Global warming has caused nearly 200 billion tons of Greenland’s mass to disappear annually in the last decade but its icy centre actually grew, a new study has found.
The melting of the Greenland ice sheet is seen as a yardstick for the rate of global warming and is one of the main causes of catastrophic sea-level rises.
A new study by Christopher Harig and Frederik J. Simons from Princeton University’s Department of Geosciences, published today in the journal PNAS, used satellite data and mathematical modelling to show that Greenland is shrinking by about 200 billion tons of mass every year.
Ice melted mostly from the eastern coast of Greenland between 2003 and 2004 but then disappeared more rapidly from the southeastern side.
Between 2007 and 2010, ice-loss picked up speed along the northwest coast and slowed in the southeast after 2008.
In Greenland’s centre, however, ice mass grew.
“Although the total mass loss trend has remained linear, actively changing areas of mass loss were concentrated on the southeastern and northwestern coasts, with ice mass in the centre of Greenland steadily increasing over the decade,” the authors wrote.
Professor Matt King from the University of Tasmania’s School of Geography and Environmental Studies said the paper highlighted the complicated patterns of melting, which move around over years and decades.
“It’s like someone flicks a switch and glaciers losing a lot of mass stop losing mass, while at the same time on the other side of Greenland the mass loss picks up,” he said.
“Their analysis yields subtle new insights into concentration of the mass loss around the edges, how that’s recently shifted from the southeast to the north, and reveals how the interior of the ice sheet continues to thicken throughout.”
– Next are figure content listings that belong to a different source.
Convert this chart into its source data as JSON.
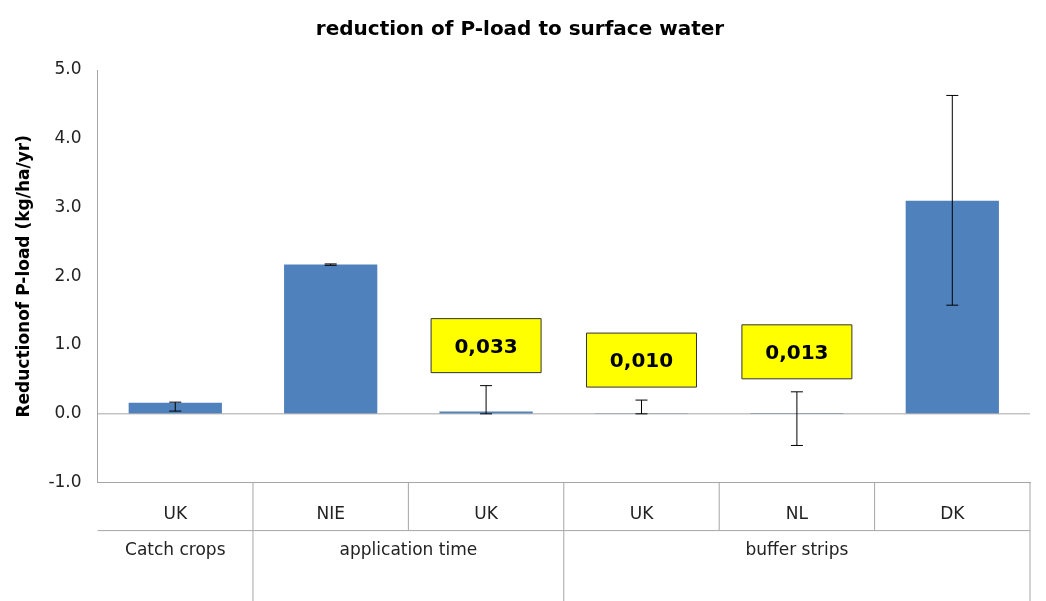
{
  "chart_data": {
    "type": "bar",
    "title": "reduction of P-load to surface water",
    "ylabel": "Reductionof P-load (kg/ha/yr)",
    "categories": [
      "UK",
      "NIE",
      "UK",
      "UK",
      "NL",
      "DK"
    ],
    "values": [
      0.16,
      2.17,
      0.033,
      0.01,
      0.013,
      3.1
    ],
    "color": "#4f81bd",
    "errors": [
      [
        0.04,
        0.17
      ],
      [
        2.16,
        2.18
      ],
      [
        0,
        0.41
      ],
      [
        0,
        0.2
      ],
      [
        -0.46,
        0.32
      ],
      [
        1.58,
        4.63
      ]
    ],
    "value_labels": [
      null,
      null,
      "0,033",
      "0,010",
      "0,013",
      null
    ],
    "annotations": [
      "Catch crops",
      "application time",
      "buffer strips"
    ],
    "ref_lines": [
      {
        "axis": "y",
        "value": 0,
        "color": "#a6a6a6"
      }
    ],
    "ylim": [
      -1,
      5
    ],
    "yticks": [
      {
        "value": -1,
        "label": "-1.0"
      },
      {
        "value": 0,
        "label": "0.0"
      },
      {
        "value": 1,
        "label": "1.0"
      },
      {
        "value": 2,
        "label": "2.0"
      },
      {
        "value": 3,
        "label": "3.0"
      },
      {
        "value": 4,
        "label": "4.0"
      },
      {
        "value": 5,
        "label": "5.0"
      }
    ],
    "grid": false,
    "legend": false
  }
}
Professor King noted that the study found a much lower rate of acceleration of the overall mass loss than other researchers.
“To me, the paper re-emphasises how the observations are now streets ahead of our ability to explain them - we need to relate the changes we do see with models that will help us explain why it is happening, and people are working hard at that but we need more people funded. But at the same time, we really still don’t have a firm handle on how the changes are happening in time and how much is decadal (10 year) fluctuations and how much is longer-term accelerations,” he said.
“With longer observations and advanced models we’ll be in a better position to determine how much Greenland may contribute to sea levels over the coming decades.”
Dr Andrew Glikson, an Earth and paleo-climate scientist at the Australian National University, said the study added regional and temporal information to trends already demonstrated in other research.
“The extreme rate of ice loss and its acceleration should ring alarm bells in the corridors of the world’s governments, due to its implications for rapid climate change associated with the loss of ice and sea level rise rates,” he said.